Release Date: December 22, 2003 This content is archived.
BUFFALO, N.Y. -- Women tend to adapt to their husband's drinking behavior during the first year of marriage, with his drinking behavior influencing who they choose as friends and the role of drinking in their social life, according to research conducted at the University at Buffalo's Research Institute on Addictions (RIA).
The study of 519 couples in their first year of marriage found that while men do not appear to adapt to their wives' drinking behavior, "husbands' drinking had an influence on wives' drinking," said Kenneth E. Leonard, Ph.D., lead researcher on the study.
In addition, the husband's drinking predicted the extent of drinking among both his friends and his wife's friends, suggesting that the husband's drinking influenced the type of people with whom the couple socialized.
"Wives," Leonard added, "may be more likely to drop their own friends if their drinking behaviors are not consistent with their husband's drinking behavior, and more likely to keep friends whose drinking is similar to that of their husbands."
Husbands also appeared to have reshaped their social networks through selective dropping and retaining of peers and incorporating wives' peers into their own networks.
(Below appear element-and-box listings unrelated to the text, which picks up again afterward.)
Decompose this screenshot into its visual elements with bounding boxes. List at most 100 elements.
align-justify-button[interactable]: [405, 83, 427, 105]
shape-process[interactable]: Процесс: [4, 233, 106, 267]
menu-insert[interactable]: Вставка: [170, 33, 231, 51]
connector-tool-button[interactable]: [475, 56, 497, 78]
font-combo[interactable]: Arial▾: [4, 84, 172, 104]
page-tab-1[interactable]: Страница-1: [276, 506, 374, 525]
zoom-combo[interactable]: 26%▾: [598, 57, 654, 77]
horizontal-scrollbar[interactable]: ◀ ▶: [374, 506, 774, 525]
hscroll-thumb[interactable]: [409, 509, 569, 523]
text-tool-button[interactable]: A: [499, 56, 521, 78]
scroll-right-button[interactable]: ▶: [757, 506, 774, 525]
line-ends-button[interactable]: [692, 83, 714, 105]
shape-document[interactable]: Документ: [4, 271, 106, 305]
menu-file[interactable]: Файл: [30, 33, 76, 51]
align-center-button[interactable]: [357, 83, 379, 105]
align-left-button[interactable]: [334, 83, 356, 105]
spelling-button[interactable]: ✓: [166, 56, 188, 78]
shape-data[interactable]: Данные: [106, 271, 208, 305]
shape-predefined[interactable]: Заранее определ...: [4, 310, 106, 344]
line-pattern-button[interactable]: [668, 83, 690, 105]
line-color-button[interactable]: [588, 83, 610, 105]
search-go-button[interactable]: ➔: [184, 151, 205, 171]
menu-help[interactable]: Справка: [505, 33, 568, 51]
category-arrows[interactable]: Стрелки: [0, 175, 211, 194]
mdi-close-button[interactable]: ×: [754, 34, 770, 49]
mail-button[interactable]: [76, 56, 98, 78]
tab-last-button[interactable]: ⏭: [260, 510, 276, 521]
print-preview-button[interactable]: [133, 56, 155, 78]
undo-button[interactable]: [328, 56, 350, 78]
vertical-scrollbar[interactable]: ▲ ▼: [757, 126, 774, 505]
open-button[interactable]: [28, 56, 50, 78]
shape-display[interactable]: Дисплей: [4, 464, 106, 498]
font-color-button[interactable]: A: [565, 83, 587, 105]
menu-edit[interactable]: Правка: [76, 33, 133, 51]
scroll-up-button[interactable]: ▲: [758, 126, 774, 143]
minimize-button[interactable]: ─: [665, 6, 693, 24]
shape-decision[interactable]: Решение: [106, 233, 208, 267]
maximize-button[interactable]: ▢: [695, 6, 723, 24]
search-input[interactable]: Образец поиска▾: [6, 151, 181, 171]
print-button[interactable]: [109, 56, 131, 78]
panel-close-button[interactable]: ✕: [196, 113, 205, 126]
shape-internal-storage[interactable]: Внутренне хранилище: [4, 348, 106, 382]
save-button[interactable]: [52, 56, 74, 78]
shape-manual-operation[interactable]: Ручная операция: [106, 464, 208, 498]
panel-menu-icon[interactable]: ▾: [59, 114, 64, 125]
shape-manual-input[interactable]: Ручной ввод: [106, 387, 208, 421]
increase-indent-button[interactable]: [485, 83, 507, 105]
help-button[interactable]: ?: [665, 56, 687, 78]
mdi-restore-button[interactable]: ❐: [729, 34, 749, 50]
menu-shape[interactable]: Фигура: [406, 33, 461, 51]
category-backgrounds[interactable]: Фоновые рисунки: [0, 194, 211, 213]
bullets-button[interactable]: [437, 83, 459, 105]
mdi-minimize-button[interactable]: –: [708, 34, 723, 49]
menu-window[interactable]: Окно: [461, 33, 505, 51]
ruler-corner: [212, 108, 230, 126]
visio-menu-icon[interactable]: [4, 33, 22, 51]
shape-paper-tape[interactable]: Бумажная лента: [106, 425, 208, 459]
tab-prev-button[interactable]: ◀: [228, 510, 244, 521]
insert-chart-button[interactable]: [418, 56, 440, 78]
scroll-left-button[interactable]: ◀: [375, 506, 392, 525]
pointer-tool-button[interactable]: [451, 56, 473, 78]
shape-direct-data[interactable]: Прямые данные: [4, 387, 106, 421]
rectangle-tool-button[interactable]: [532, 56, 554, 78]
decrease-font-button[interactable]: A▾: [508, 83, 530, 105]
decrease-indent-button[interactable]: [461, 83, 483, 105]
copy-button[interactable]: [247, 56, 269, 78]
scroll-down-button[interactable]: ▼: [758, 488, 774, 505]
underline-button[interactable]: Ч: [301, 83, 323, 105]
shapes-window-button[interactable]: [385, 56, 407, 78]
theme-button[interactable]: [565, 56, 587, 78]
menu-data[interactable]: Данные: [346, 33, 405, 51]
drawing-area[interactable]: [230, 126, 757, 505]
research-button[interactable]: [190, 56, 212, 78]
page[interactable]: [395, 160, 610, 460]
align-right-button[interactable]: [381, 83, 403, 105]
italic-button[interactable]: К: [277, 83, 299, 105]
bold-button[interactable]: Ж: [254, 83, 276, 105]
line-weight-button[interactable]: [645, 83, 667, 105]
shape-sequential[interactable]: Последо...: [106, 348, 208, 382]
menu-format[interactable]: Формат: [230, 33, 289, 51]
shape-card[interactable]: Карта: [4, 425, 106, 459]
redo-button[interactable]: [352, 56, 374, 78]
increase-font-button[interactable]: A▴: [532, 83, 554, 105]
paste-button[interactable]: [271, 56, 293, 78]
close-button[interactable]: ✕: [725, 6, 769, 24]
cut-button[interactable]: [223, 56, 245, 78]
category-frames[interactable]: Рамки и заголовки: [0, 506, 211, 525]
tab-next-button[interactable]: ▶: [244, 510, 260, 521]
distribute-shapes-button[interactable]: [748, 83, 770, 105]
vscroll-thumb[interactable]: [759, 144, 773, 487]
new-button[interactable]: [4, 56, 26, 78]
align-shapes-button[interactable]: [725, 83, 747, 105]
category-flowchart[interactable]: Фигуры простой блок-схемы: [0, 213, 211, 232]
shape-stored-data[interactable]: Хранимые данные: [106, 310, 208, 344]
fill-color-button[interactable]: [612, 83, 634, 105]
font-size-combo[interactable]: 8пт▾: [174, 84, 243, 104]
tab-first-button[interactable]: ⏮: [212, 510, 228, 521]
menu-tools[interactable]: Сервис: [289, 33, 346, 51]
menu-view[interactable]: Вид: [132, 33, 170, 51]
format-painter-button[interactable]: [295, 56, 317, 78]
However, these processes, when they occurred, were linked to their own drinking behavior, but not linked to the drinking behavior of the wives.
According to Leonard, this creates a risky situation, particularly for women. Women who were heavy drinkers before marriage tended to marry heavy-drinking men, and both spouses tended to have heavy-drinking peers. Over the first year of marriage, the women were influenced by their husbands' drinking, and appear to establish a drinking supportive network. The cumulative impact of these processes on women's drinking has the potential to create a high-risk situation of a self-perpetuating nature for these women.
Leonard is a senior research scientist at RIA and director of the Division of Psychology within the
Department of Psychiatry in the UB School of Medicine and Biomedical Sciences. His co-author on the study, reported in the June 2003 issue of Psychology of Addictive Behaviors, was Pamela Mudar, RIA project staff associate.
The study was supported by a $2.9 million grant over 10 years from the National Institute on Alcohol Abuse and Alcoholism.
The average age of the couples in the study was 29. Sixty-four percent of the husbands and 70 percent of the wives had some college education. Sixty-four percent were white, 35 percent were African-American. Twenty-five percent of the couples had a child together before marriage and 10 percent were expecting a child at the time of the marriage. Sixty-nine percent of the couples had lived together before marriage.
The Research Institute on Addictions has been a leader in the study of addictions since 1970 and a research center of the University at Buffalo since 1999.